Zhu erklärte, dass der Beitrag der Produktionsfaktoren zum Wirtschaftswachstum sich verändert habe, nämlich dass die Einflüsse der Grundstücks- und Arbeitskräfteressourcen abnehmen und die des Umfeldes, der Dienstleistungen und des rechtlichen Klimas zunehmen würden. „Dementsprechend sollte Shanghai den Brennpunkt seiner wettbewerbsfähigen Strategie von den politischen Richtlinien auf Dienstleistungen und von den Kosten von Ressourcen für die Produktion auf Kosten von Ressourcen für die Distribution verlagern“, sagte er.
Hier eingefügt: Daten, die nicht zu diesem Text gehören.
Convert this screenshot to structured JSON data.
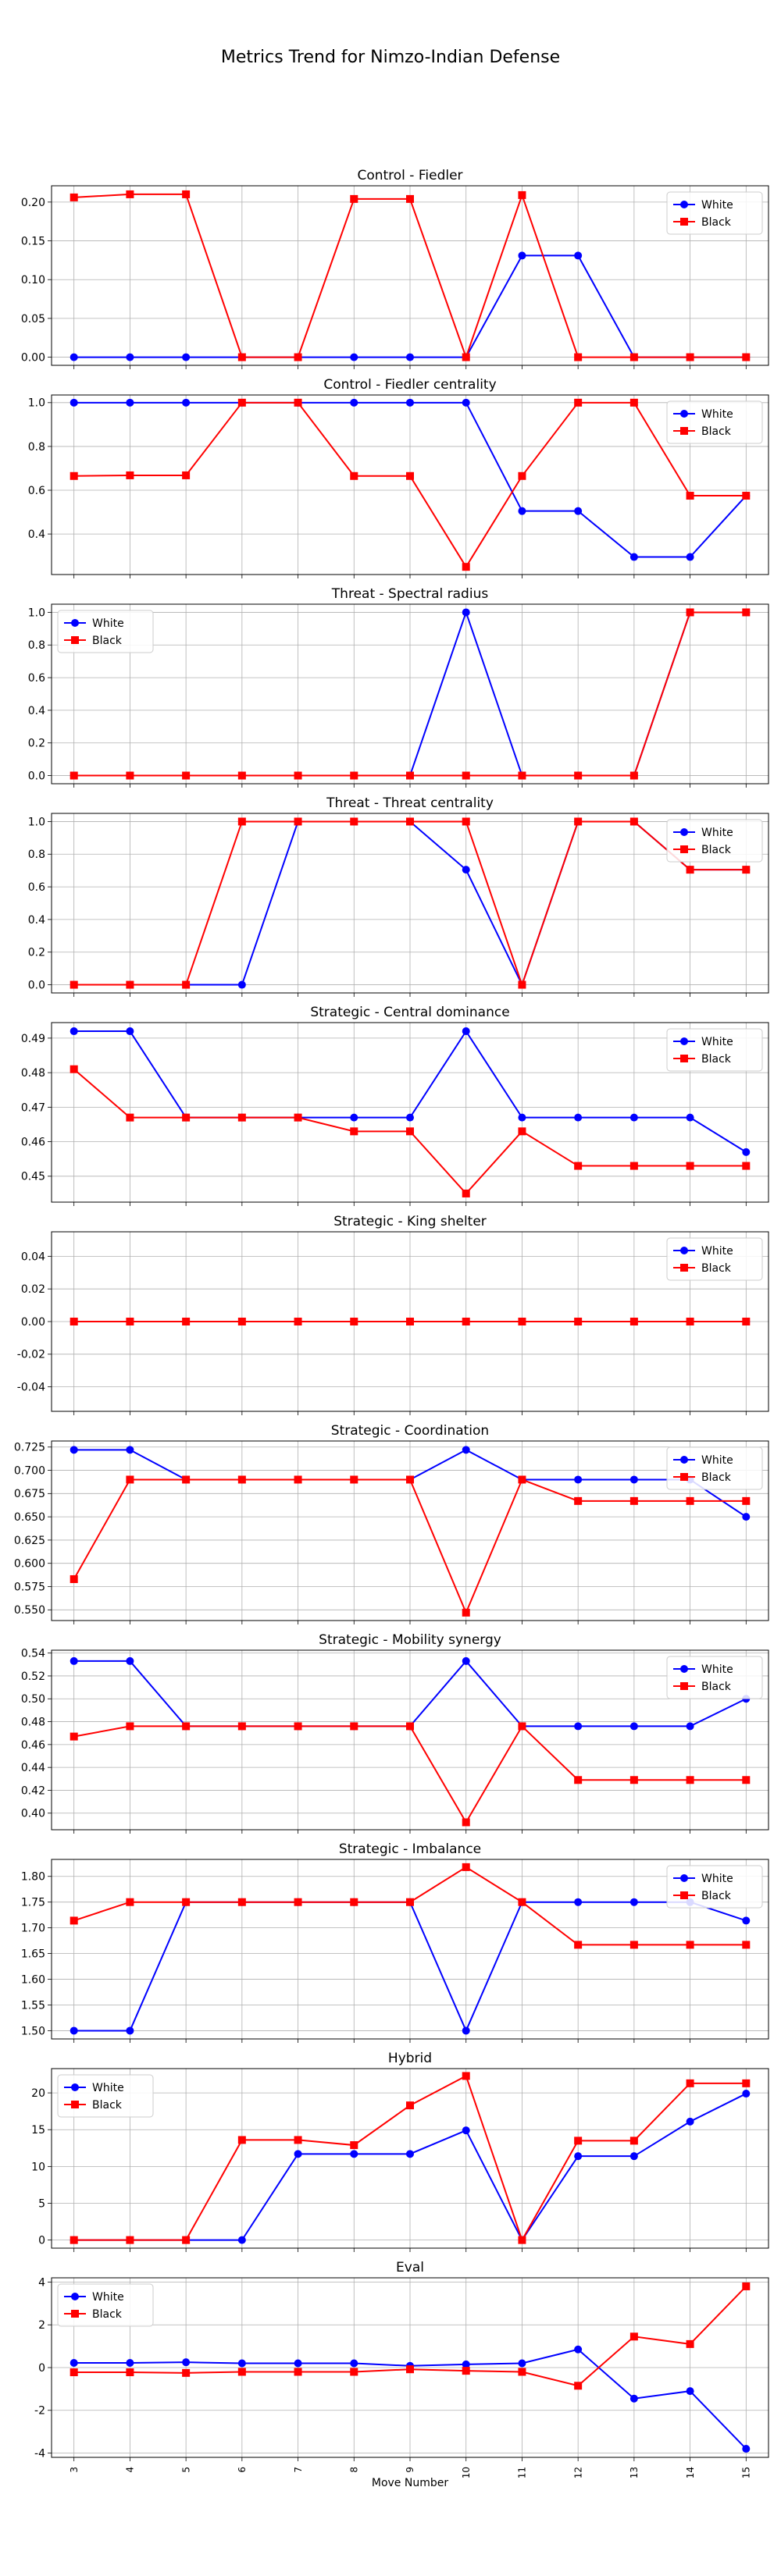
{
  "figure": {
    "title": "Metrics Trend for Nimzo-Indian Defense",
    "xlabel": "Move Number",
    "colors": {
      "White": "#0000ff",
      "Black": "#ff0000"
    },
    "markers": {
      "White": "circle",
      "Black": "square"
    }
  },
  "chart_data": [
    {
      "type": "line",
      "title": "Control - Fiedler",
      "x": [
        3,
        4,
        5,
        6,
        7,
        8,
        9,
        10,
        11,
        12,
        13,
        14,
        15
      ],
      "ylim": [
        -0.0105,
        0.221
      ],
      "yticks": [
        0.0,
        0.05,
        0.1,
        0.15,
        0.2
      ],
      "ytick_decimals": 2,
      "grid": true,
      "legend": "top-right",
      "series": [
        {
          "name": "White",
          "values": [
            0,
            0,
            0,
            0,
            0,
            0,
            0,
            0,
            0.131,
            0.131,
            0,
            0,
            0
          ]
        },
        {
          "name": "Black",
          "values": [
            0.206,
            0.21,
            0.21,
            0,
            0,
            0.204,
            0.204,
            0,
            0.209,
            0,
            0,
            0,
            0
          ]
        }
      ]
    },
    {
      "type": "line",
      "title": "Control - Fiedler centrality",
      "x": [
        3,
        4,
        5,
        6,
        7,
        8,
        9,
        10,
        11,
        12,
        13,
        14,
        15
      ],
      "ylim": [
        0.215,
        1.035
      ],
      "yticks": [
        0.4,
        0.6,
        0.8,
        1.0
      ],
      "ytick_decimals": 1,
      "grid": true,
      "legend": "top-right",
      "series": [
        {
          "name": "White",
          "values": [
            1.0,
            1.0,
            1.0,
            1.0,
            1.0,
            1.0,
            1.0,
            1.0,
            0.505,
            0.505,
            0.295,
            0.295,
            0.575
          ]
        },
        {
          "name": "Black",
          "values": [
            0.665,
            0.668,
            0.668,
            1.0,
            1.0,
            0.665,
            0.665,
            0.25,
            0.665,
            1.0,
            1.0,
            0.575,
            0.575
          ]
        }
      ]
    },
    {
      "type": "line",
      "title": "Threat - Spectral radius",
      "x": [
        3,
        4,
        5,
        6,
        7,
        8,
        9,
        10,
        11,
        12,
        13,
        14,
        15
      ],
      "ylim": [
        -0.05,
        1.05
      ],
      "yticks": [
        0.0,
        0.2,
        0.4,
        0.6,
        0.8,
        1.0
      ],
      "ytick_decimals": 1,
      "grid": true,
      "legend": "top-left",
      "series": [
        {
          "name": "White",
          "values": [
            0,
            0,
            0,
            0,
            0,
            0,
            0,
            1.0,
            0,
            0,
            0,
            1.0,
            1.0
          ]
        },
        {
          "name": "Black",
          "values": [
            0,
            0,
            0,
            0,
            0,
            0,
            0,
            0,
            0,
            0,
            0,
            1.0,
            1.0
          ]
        }
      ]
    },
    {
      "type": "line",
      "title": "Threat - Threat centrality",
      "x": [
        3,
        4,
        5,
        6,
        7,
        8,
        9,
        10,
        11,
        12,
        13,
        14,
        15
      ],
      "ylim": [
        -0.05,
        1.05
      ],
      "yticks": [
        0.0,
        0.2,
        0.4,
        0.6,
        0.8,
        1.0
      ],
      "ytick_decimals": 1,
      "grid": true,
      "legend": "top-right",
      "series": [
        {
          "name": "White",
          "values": [
            0,
            0,
            0,
            0,
            1.0,
            1.0,
            1.0,
            0.705,
            0,
            1.0,
            1.0,
            0.705,
            0.705
          ]
        },
        {
          "name": "Black",
          "values": [
            0,
            0,
            0,
            1.0,
            1.0,
            1.0,
            1.0,
            1.0,
            0,
            1.0,
            1.0,
            0.705,
            0.705
          ]
        }
      ]
    },
    {
      "type": "line",
      "title": "Strategic - Central dominance",
      "x": [
        3,
        4,
        5,
        6,
        7,
        8,
        9,
        10,
        11,
        12,
        13,
        14,
        15
      ],
      "ylim": [
        0.4425,
        0.4945
      ],
      "yticks": [
        0.45,
        0.46,
        0.47,
        0.48,
        0.49
      ],
      "ytick_decimals": 2,
      "grid": true,
      "legend": "top-right",
      "series": [
        {
          "name": "White",
          "values": [
            0.492,
            0.492,
            0.467,
            0.467,
            0.467,
            0.467,
            0.467,
            0.492,
            0.467,
            0.467,
            0.467,
            0.467,
            0.457
          ]
        },
        {
          "name": "Black",
          "values": [
            0.481,
            0.467,
            0.467,
            0.467,
            0.467,
            0.463,
            0.463,
            0.445,
            0.463,
            0.453,
            0.453,
            0.453,
            0.453
          ]
        }
      ]
    },
    {
      "type": "line",
      "title": "Strategic - King shelter",
      "x": [
        3,
        4,
        5,
        6,
        7,
        8,
        9,
        10,
        11,
        12,
        13,
        14,
        15
      ],
      "ylim": [
        -0.055,
        0.055
      ],
      "yticks": [
        -0.04,
        -0.02,
        0.0,
        0.02,
        0.04
      ],
      "ytick_decimals": 2,
      "grid": true,
      "legend": "top-right",
      "series": [
        {
          "name": "White",
          "values": [
            0,
            0,
            0,
            0,
            0,
            0,
            0,
            0,
            0,
            0,
            0,
            0,
            0
          ]
        },
        {
          "name": "Black",
          "values": [
            0,
            0,
            0,
            0,
            0,
            0,
            0,
            0,
            0,
            0,
            0,
            0,
            0
          ]
        }
      ]
    },
    {
      "type": "line",
      "title": "Strategic - Coordination",
      "x": [
        3,
        4,
        5,
        6,
        7,
        8,
        9,
        10,
        11,
        12,
        13,
        14,
        15
      ],
      "ylim": [
        0.5385,
        0.7315
      ],
      "yticks": [
        0.55,
        0.575,
        0.6,
        0.625,
        0.65,
        0.675,
        0.7,
        0.725
      ],
      "ytick_decimals": 3,
      "grid": true,
      "legend": "top-right",
      "series": [
        {
          "name": "White",
          "values": [
            0.722,
            0.722,
            0.69,
            0.69,
            0.69,
            0.69,
            0.69,
            0.722,
            0.69,
            0.69,
            0.69,
            0.69,
            0.65
          ]
        },
        {
          "name": "Black",
          "values": [
            0.583,
            0.69,
            0.69,
            0.69,
            0.69,
            0.69,
            0.69,
            0.547,
            0.69,
            0.667,
            0.667,
            0.667,
            0.667
          ]
        }
      ]
    },
    {
      "type": "line",
      "title": "Strategic - Mobility synergy",
      "x": [
        3,
        4,
        5,
        6,
        7,
        8,
        9,
        10,
        11,
        12,
        13,
        14,
        15
      ],
      "ylim": [
        0.3855,
        0.5425
      ],
      "yticks": [
        0.4,
        0.42,
        0.44,
        0.46,
        0.48,
        0.5,
        0.52,
        0.54
      ],
      "ytick_decimals": 2,
      "grid": true,
      "legend": "top-right",
      "series": [
        {
          "name": "White",
          "values": [
            0.533,
            0.533,
            0.476,
            0.476,
            0.476,
            0.476,
            0.476,
            0.533,
            0.476,
            0.476,
            0.476,
            0.476,
            0.5
          ]
        },
        {
          "name": "Black",
          "values": [
            0.467,
            0.476,
            0.476,
            0.476,
            0.476,
            0.476,
            0.476,
            0.392,
            0.476,
            0.429,
            0.429,
            0.429,
            0.429
          ]
        }
      ]
    },
    {
      "type": "line",
      "title": "Strategic - Imbalance",
      "x": [
        3,
        4,
        5,
        6,
        7,
        8,
        9,
        10,
        11,
        12,
        13,
        14,
        15
      ],
      "ylim": [
        1.484,
        1.833
      ],
      "yticks": [
        1.5,
        1.55,
        1.6,
        1.65,
        1.7,
        1.75,
        1.8
      ],
      "ytick_decimals": 2,
      "grid": true,
      "legend": "top-right",
      "series": [
        {
          "name": "White",
          "values": [
            1.5,
            1.5,
            1.75,
            1.75,
            1.75,
            1.75,
            1.75,
            1.5,
            1.75,
            1.75,
            1.75,
            1.75,
            1.714
          ]
        },
        {
          "name": "Black",
          "values": [
            1.714,
            1.75,
            1.75,
            1.75,
            1.75,
            1.75,
            1.75,
            1.818,
            1.75,
            1.667,
            1.667,
            1.667,
            1.667
          ]
        }
      ]
    },
    {
      "type": "line",
      "title": "Hybrid",
      "x": [
        3,
        4,
        5,
        6,
        7,
        8,
        9,
        10,
        11,
        12,
        13,
        14,
        15
      ],
      "ylim": [
        -1.1,
        23.3
      ],
      "yticks": [
        0,
        5,
        10,
        15,
        20
      ],
      "ytick_decimals": 0,
      "grid": true,
      "legend": "top-left",
      "series": [
        {
          "name": "White",
          "values": [
            0,
            0,
            0,
            0,
            11.7,
            11.7,
            11.7,
            14.9,
            0,
            11.4,
            11.4,
            16.1,
            19.9
          ]
        },
        {
          "name": "Black",
          "values": [
            0,
            0,
            0,
            13.6,
            13.6,
            12.9,
            18.3,
            22.3,
            0,
            13.5,
            13.5,
            21.3,
            21.3
          ]
        }
      ]
    },
    {
      "type": "line",
      "title": "Eval",
      "x": [
        3,
        4,
        5,
        6,
        7,
        8,
        9,
        10,
        11,
        12,
        13,
        14,
        15
      ],
      "ylim": [
        -4.2,
        4.2
      ],
      "yticks": [
        -4,
        -2,
        0,
        2,
        4
      ],
      "ytick_decimals": 0,
      "grid": true,
      "legend": "top-left",
      "series": [
        {
          "name": "White",
          "values": [
            0.22,
            0.22,
            0.25,
            0.2,
            0.2,
            0.2,
            0.08,
            0.15,
            0.2,
            0.85,
            -1.45,
            -1.1,
            -3.8
          ]
        },
        {
          "name": "Black",
          "values": [
            -0.22,
            -0.22,
            -0.25,
            -0.2,
            -0.2,
            -0.2,
            -0.08,
            -0.15,
            -0.2,
            -0.85,
            1.45,
            1.1,
            3.8
          ]
        }
      ]
    }
  ]
}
Das Institut für Globale Wirtschaftsstudien, das der Shanghaier Akademie der Sozialwissenschaften angegliedert ist, führte vor kurzem eine Erhebung unter Geschäftsleuten im In- und Ausland durch, diese bittend, Faktoren, die ihre Wahl des Investmentstandortes beeinflussen würden, einzuordnen. Das Ergebnis zeigte, dass die Kontinuität der politischen Richtlinien und Vorschriften von vorrangigem Interesse war, gefolgt von Marktgröße, Vorzugsbehandlung, Geschäftskosten, Arbeitskräftequalität und Versorgung mit herausragendem Personal, Marktordnung, administrativer Effizienz, grundlegender Infrastruktur und ökologischem Umfeld.

Das heißt, dass ausländische Investoren, insbesondere Multis, ein gesundes Investmentumfeld niedrigen Geschäftskosten vorziehen würden, bemerkte Fu Junwen, Leiter der Erhebung.

Eine Studie, die diesen Juni vom Hauptbüro der Shanghaier Stadtregierung herausgegeben wurde, wiederholte Fus Bemerkungen. Sie zeigte, dass Investoren aus dem Ausland mit Shanghais Investmentumfeld im Großen und Ganzen zufrieden sind und zustimmen, dass die Stadt ein erstklassiges transparentes Rechtsumfeld hat. Die Befragten nannten jedoch auch Raum für Verbesserungen, darunter die unkoordinierte marktorientierte Entwicklung verschiedener Sektoren, einige diskriminierende staatliche Richtlinien und eine ungenügende Informationsbekanntgabe.